State Farm attributed the decision to three factors: “historic increases in construction costs outpacing inflation, rapidly growing catastrophe exposure, and a challenging reinsurance market.” Reinsurance is a method of transferring some of an insurer’s risk to other insurers.
Existing policies will stay in effect — for now. There’s always the possibility that, if things keep deteriorating, State Farm could decide to “non-renew” current policy-holders. That’s what AIG did last year, sending thousands of high-end homeowners scrambling to find new coverage.
The announcement’s timing — on a Friday afternoon heading into a long holiday weekend — seemed intended to minimize publicity. In statement, State Farm said it “will cease accepting new applications including all business and personal lines property and casualty insurance, effective May 27, 2023. This decision does not impact personal auto insurance.” The halt seems to include renters insurance, though the announcement wasn’t explicit on that count.
Inflation has been taking a harsh toll on insurers, who are pressing regulators to approve rate hikes to compensate for rising claim costs. Earlier this month, for example, San Antonio-based USAA posted the first ever annual loss in its 100-year history — a $1.3 billion setback.
In California, insurers have also been contending with high wildfire risks, and many have curtailed coverage in wildfire-prone regions, or clamped down on homes that lack certain fire-thwarting characteristics, which range from building materials to clearing space between the structure and surrounding trees.
State Farm diplomatically acknowledged the California government’s efforts to make the state a viable place for property insurers to operate in, but implied their efforts to date have been insufficient:
“We take seriously our responsibility to manage risk. We recognize the Governor’s administration, legislators, and the California Department of Insurance (CDI) for their wildfire loss mitigation efforts.
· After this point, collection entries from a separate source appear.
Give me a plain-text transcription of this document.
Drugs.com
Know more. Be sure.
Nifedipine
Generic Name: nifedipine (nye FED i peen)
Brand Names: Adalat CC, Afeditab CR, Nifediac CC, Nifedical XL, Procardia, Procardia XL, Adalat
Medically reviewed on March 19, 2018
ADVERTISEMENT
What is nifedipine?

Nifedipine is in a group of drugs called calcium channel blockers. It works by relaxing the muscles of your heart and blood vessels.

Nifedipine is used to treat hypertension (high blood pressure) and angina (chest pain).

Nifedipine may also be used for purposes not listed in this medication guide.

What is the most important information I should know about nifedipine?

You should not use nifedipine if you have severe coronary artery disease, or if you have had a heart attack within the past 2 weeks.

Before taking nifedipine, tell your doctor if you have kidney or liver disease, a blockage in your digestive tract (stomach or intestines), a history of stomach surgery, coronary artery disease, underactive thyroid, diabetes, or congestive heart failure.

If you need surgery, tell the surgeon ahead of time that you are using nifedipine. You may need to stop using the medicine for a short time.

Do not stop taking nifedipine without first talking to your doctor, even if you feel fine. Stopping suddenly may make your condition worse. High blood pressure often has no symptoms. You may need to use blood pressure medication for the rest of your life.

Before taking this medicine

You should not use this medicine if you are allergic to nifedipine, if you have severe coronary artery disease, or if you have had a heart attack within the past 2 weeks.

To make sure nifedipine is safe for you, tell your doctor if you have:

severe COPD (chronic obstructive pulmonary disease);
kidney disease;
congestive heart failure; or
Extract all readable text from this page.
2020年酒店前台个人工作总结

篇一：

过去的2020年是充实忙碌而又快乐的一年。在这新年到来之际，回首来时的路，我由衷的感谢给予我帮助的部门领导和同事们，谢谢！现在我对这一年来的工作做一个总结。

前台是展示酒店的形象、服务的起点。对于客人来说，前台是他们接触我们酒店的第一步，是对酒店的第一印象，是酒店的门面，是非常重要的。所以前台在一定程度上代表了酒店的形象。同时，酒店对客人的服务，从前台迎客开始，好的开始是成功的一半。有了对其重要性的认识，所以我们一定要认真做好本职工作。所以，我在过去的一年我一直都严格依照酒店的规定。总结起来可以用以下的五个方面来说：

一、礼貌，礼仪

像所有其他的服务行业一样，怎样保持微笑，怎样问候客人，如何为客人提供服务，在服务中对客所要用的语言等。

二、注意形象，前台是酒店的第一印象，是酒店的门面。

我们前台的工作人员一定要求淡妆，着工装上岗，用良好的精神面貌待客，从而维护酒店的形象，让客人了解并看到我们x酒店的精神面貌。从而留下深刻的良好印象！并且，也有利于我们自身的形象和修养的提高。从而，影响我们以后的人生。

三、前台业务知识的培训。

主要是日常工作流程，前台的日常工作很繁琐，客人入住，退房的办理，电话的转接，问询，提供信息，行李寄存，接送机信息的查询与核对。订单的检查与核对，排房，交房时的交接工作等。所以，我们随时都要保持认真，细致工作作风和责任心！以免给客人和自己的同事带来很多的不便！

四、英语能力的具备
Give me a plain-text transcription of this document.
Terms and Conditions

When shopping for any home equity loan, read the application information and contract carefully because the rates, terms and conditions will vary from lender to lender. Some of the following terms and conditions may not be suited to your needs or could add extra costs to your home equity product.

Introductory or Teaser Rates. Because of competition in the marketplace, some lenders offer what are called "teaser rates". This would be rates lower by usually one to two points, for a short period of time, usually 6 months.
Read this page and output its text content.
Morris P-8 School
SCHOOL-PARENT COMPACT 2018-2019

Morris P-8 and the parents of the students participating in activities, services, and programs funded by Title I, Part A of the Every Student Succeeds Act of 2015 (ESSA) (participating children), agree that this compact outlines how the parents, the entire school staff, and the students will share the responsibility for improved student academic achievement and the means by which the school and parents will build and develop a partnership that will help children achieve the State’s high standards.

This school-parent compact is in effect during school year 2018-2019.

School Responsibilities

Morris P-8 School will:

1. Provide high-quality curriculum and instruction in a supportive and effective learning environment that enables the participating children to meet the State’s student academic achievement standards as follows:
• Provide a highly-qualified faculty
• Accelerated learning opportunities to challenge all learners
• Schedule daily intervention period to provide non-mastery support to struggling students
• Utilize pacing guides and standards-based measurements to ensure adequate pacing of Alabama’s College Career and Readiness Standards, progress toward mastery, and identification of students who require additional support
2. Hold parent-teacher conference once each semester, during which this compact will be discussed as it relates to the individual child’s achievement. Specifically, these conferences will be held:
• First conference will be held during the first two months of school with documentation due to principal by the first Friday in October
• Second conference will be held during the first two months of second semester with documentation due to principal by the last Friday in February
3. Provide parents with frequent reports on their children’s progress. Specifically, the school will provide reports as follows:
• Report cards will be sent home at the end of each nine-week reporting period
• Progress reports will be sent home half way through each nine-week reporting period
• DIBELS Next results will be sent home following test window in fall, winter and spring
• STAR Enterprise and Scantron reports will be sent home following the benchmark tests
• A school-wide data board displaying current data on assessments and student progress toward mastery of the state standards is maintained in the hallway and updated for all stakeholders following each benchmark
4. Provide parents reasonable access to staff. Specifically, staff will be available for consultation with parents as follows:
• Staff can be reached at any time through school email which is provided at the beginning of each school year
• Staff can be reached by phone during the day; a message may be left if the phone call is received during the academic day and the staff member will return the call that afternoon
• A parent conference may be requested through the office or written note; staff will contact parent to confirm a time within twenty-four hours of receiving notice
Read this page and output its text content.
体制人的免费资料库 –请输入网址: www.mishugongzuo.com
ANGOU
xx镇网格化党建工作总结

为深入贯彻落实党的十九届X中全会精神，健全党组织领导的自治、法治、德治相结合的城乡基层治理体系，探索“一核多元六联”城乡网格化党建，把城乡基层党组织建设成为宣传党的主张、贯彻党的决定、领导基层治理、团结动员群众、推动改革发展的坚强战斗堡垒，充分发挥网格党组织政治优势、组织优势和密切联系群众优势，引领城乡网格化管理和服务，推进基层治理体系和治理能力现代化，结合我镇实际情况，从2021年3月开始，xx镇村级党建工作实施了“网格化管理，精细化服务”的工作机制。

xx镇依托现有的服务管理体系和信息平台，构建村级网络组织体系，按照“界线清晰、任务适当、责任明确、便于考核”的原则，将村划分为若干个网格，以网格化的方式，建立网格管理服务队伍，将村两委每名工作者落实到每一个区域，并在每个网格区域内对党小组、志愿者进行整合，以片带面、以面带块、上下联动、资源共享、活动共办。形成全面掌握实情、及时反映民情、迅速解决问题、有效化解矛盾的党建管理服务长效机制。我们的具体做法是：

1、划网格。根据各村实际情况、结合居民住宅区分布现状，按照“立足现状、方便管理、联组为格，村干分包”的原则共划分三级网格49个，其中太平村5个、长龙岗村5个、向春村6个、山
We pledge to work constructively with the CDI and policymakers to help build market capacity in California. However, it’s necessary to take these actions now to improve the company’s financial strength.”
A Napa home is destroyed by wildfire in October 2017 (Josh Edelson, AFP/Getty Images via USA Today)
The property insurance situation in the Golden State is spiraling into crisis, and horror stories abound. For example, consider a San Diego County homeowners association (HOA) comprising 187 townhouses. The HOA had been been paying $54,000 for property insurance. After the policy was non-renewed, the HOA ended up with a new carrier charging a $293,000 premium — prompting an emergency assessment from each owner.
California already has a notoriously high cost of living, ranking second only to Hawaii in the percentage of homeowners (29.7%) who spend more than 30% of their gross income on housing costs. The departure of the country’s largest home insurance provider won’t do anything to help the insurance component of those costs.
There could be follow-on insurance-market effects from State Farm’s departure, as homeowners who would have been insured by State Farm are now forced to seek quotes from companies who are themselves increasingly reluctant to expand their exposure in the state. In a vicious circle effect, some could wind up following State Farm’s example.
It all promises to put more pressure on California’s FAIR plan, a state-run scheme to provide coverage to those who can’t obtain protection from private insurers.